Entretien réalisé par Friso Wijnen
Pendant la crise sanitaire, la vie s’est ralentie et la scénariste Esther Duysker a soudain eu plus de temps pour réfléchir à son travail. Une résidence d’artiste à la Maison Van Doesburg a permis à l’écrivain de franchir une nouvelle étape. « Ce que je vis maintenant, je ne peux pas me permettre de le faire à la maison, en travaillant en silence et surtout en travaillant sans être dérangé. Dans la Maison Van Doesburg, j’atteins une concentration que je n’avais jamais connue auparavant. C’est génial ».
Avez-vous toujours voulu écrire ?
« Au lycée, j’ai découvert à quel point j’aimais raconter des histoires. Un ami de mes parents, Hans van Bergen, était poète municipal de la ville de Roermond. Il m’a encouragé. Pourtant, au début, j’ai pensé faire une école de théâtre. Les acteurs sont porteurs d’une histoire, je fantasmais autour de cela et je voulais faire de même. Pendant l’audition, j’ai compris qu’une place sous les feux de la rampe n’était pas pour moi. Heureusement, j’ai aussi découvert que derrière le métier d’acteur se cache un monde d’autres professionnels, auteurs, réalisateurs et cameramen, sans lesquels une production ne pourrait jamais voir le jour. Un ami m’a indiqué le cours “Writing for Performance” à l’école des Beaux-arts d’Utrecht et c’est ce que j’ai fait ».
Que vous a apporté cette formation ?
« J’ai appris à analyser des pièces de théâtre et des scénarios de films et je me suis exercé à l’écriture. Nous suivions régulièrement des cours de personnes issues du monde du cinéma et du théâtre, ce qui nous a permis d’en avoir un bon aperçu. Les pièces et les films dont nous discutions mettaient principalement en scène des personnages blancs et des hommes bien plus souvent que des femmes. Au début, je n’en avais pas trop conscience, mais lorsque j’ai pris connaissance du travail de certains écrivains de couleur des États-Unis, j’ai ressenti une forte affinité et j’ai su que mon identité et mon travail étaient une extension l’un de l’autre. Dans mes travaux de fin d’études, je ne représentais que des personnages de couleur et je présentais l’homosexualité comme quelque chose de tout à fait ordinaire. Dans de nombreuses pièces de théâtre et de nombreux films, être gay ou lesbienne est un problème et faire son coming out est un combat. Je ne voulais pas que ce soit trop compliqué ».

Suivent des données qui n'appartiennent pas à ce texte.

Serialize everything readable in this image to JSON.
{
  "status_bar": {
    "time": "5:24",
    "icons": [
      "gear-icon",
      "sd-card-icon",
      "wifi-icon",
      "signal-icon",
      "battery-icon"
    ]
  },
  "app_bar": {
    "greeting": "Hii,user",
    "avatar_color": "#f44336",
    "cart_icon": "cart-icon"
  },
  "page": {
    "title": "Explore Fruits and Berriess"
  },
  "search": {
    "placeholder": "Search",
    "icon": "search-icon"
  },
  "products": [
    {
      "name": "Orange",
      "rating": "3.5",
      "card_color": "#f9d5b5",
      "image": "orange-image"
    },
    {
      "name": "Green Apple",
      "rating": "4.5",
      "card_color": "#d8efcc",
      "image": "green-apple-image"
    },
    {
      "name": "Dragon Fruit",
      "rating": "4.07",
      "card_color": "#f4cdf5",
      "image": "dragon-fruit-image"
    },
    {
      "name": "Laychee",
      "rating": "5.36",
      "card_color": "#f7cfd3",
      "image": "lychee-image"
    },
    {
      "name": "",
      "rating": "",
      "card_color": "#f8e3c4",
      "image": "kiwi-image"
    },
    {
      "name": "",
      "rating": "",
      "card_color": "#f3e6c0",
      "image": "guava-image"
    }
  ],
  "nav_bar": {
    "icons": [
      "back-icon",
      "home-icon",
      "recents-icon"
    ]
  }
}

Et comment ça s’est passé après les Beaux-arts ?
« J’ai écrit pour le théâtre, adapté et traduit des pièces et écrit mes propres scénarios. En 2020, j’ai fait mes débuts en tant que scénariste pour le film Buladó, qui a remporté un Gouden Kalf (Veau d’Or, récompense du Festival du cinéma néerlandais). Je suis également retourné à l’Ecole des Beaux-arts, mais cette fois en tant que conférencier invité. « Viens enseigner ce qui t’as manqué », était la demande. Cela m’a stimulé. J’ai proposé aux élèves des histoires d’autres cultures. Il y avait de l’intérêt, même si parfois je me sentais un peu comme un missionnaire ».
Comment la Maison Van Doesburg a-t-elle attiré votre attention ?

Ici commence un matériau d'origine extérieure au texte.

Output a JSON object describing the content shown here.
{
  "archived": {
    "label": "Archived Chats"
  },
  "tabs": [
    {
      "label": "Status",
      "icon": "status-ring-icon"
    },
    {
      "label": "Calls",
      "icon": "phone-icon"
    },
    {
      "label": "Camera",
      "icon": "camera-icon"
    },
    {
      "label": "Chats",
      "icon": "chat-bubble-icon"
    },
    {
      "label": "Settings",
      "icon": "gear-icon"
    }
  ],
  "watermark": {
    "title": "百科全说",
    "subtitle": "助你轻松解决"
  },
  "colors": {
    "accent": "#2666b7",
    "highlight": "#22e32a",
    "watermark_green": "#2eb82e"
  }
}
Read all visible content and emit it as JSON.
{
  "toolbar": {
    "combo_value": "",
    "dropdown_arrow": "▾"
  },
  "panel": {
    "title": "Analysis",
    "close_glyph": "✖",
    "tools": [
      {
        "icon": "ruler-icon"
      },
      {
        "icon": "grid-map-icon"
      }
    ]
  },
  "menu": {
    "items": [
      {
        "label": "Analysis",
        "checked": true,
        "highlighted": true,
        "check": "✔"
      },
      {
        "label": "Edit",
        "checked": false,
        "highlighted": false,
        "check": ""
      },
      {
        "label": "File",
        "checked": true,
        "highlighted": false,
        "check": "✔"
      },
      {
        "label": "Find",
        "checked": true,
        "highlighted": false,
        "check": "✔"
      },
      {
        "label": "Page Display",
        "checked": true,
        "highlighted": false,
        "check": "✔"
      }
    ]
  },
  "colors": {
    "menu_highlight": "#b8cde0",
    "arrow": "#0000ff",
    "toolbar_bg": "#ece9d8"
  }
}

« En 2018, l’écrivaine Neske Beks m’a invitée à rester et à travailler dans la maison pendant quatre jours. À l’époque, Neske était elle-même résidente et elle avait remarqué que la Maison Van Doesburg n’avait pas accueilli beaucoup d’artistes de couleur. Elle voulait changer ça. J’ai trouvé la maison impressionnante pendant les deux premiers jours et j’ai eu du mal à écrire. Le troisième matin, j’ai vu une limace dans le jardin arrière de la maison. J’ai suivi la petite créature, une créature fragile qui pourrait être attrapée par un oiseau ou écrasée sous le talon d’une chaussure. Fragile et imperturbable, cela m’a intrigué. J’y ai réfléchi, j’ai commencé à écrire et c’était parti. Jusque-là, j’avais surtout travaillé sur commande. Il est parfois difficile d’avancer dans la vie et dans sa carrière en étant vulnérable. Ce matin-là, dans la Maison Van Doesburg, j’ai réalisé que je pouvais aussi raconter ma propre histoire, que je pouvais suivre mon propre rythme et mon propre chemin. Lorsque j’ai appris quelque temps plus tard que de nouvelles résidences d’artiste étaient disponibles à la Maison Van Doesburg, je n’ai pas hésité un instant et je me suis inscrite.
Que vous a apportée la Maison Van Doesburg jusqu’à présent ?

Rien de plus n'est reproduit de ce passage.